I was trying to plot ROC curve and Precision-Recall curve in graph. The points are generated from the Spark Mllib BinaryClassificationMetrics. By following the following Spark https://spark.apache.org/docs/latest/mllib-evaluation-metrics.html
[(1.0,1.0), (0.0,0.4444444444444444)] Precision
[(1.0,1.0), (0.0,1.0)] Recall
[(1.0,1.0), (0.0,0.6153846153846153)] - F1Measure
[(0.0,1.0), (1.0,1.0), (1.0,0.4444444444444444)]- Precision-Recall curve
[(0.0,0.0), (0.0,1.0), (1.0,1.0), (1.0,1.0)] - ROC curve
To plot the ROC curve, we need to calculate the TPR and FPR for many different thresholds (This step is included in all relevant libraries as scikit-learn ). For each threshold, we plot the FPR value in the x-axis and the TPR value in the y-axis. We then join the dots with a line. That's it!
ROC curves are appropriate when the observations are balanced between each class, whereas precision-recall curves are appropriate for imbalanced datasets.
It looks like you have a similar problem to what I experienced. You need to either flip your parameters to the Metrics constructor or perhaps pass in the probability instead of the prediction. So, for example, if you are using the BinaryClassificationMetrics
and a RandomForestClassifier
, then according to this page (under outputs) there is "prediction" and "probability".

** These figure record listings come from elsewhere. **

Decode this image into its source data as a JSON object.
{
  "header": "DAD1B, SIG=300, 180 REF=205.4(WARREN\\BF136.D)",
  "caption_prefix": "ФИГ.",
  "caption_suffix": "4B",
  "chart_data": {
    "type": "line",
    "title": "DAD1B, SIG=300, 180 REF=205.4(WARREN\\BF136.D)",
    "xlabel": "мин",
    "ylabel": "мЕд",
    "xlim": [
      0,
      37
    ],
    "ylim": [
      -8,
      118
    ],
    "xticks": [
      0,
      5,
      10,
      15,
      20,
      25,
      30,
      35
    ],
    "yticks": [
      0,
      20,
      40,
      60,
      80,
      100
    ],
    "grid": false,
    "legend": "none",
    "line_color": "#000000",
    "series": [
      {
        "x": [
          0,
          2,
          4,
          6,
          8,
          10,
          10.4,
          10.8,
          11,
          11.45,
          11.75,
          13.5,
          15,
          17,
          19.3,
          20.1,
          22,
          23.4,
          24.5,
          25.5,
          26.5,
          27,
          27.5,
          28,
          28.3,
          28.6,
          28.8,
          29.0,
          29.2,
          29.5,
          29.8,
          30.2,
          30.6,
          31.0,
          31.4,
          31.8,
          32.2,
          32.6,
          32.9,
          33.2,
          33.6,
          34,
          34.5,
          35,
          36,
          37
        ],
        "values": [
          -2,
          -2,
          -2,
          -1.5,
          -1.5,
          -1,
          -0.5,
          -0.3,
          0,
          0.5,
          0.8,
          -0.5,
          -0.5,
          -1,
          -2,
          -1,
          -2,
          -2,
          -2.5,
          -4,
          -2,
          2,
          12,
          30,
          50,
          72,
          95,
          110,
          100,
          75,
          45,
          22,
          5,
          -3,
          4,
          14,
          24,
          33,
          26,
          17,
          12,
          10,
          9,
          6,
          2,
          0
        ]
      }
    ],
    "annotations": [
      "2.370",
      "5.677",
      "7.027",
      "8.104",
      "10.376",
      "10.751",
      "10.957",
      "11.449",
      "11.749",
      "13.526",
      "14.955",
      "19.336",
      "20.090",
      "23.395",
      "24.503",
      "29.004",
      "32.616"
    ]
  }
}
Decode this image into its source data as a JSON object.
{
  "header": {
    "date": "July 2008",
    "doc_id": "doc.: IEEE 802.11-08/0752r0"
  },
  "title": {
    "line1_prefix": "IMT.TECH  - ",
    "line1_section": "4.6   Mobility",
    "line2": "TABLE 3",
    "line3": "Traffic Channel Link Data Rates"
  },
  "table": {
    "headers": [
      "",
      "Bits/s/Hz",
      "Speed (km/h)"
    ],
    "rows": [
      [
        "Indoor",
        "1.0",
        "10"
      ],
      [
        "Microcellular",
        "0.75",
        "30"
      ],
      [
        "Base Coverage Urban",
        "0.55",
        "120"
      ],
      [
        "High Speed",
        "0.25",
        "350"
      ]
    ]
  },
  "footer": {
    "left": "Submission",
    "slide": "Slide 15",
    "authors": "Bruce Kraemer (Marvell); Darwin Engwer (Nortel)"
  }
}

Then initialize your Metrics thus:
new BinaryClassificationMetrics(predictionsWithResponse
.select(col("probability"),col("myLabel"))
.rdd.map(r=>(r.getAs[DenseVector](0)(1),r.getDouble(1))))
With the DenseVector call used to extract the probability of the 1 class.
As for actual plotting, that's up to you (many fine tools for that), but at least you will get more than 1 point on you curve (besides the endpoints).
And in case it's not clear:
metrics.roc().collect()
will give you the data for the ROC curve: Tuples of: (false positive rate, true positive rate).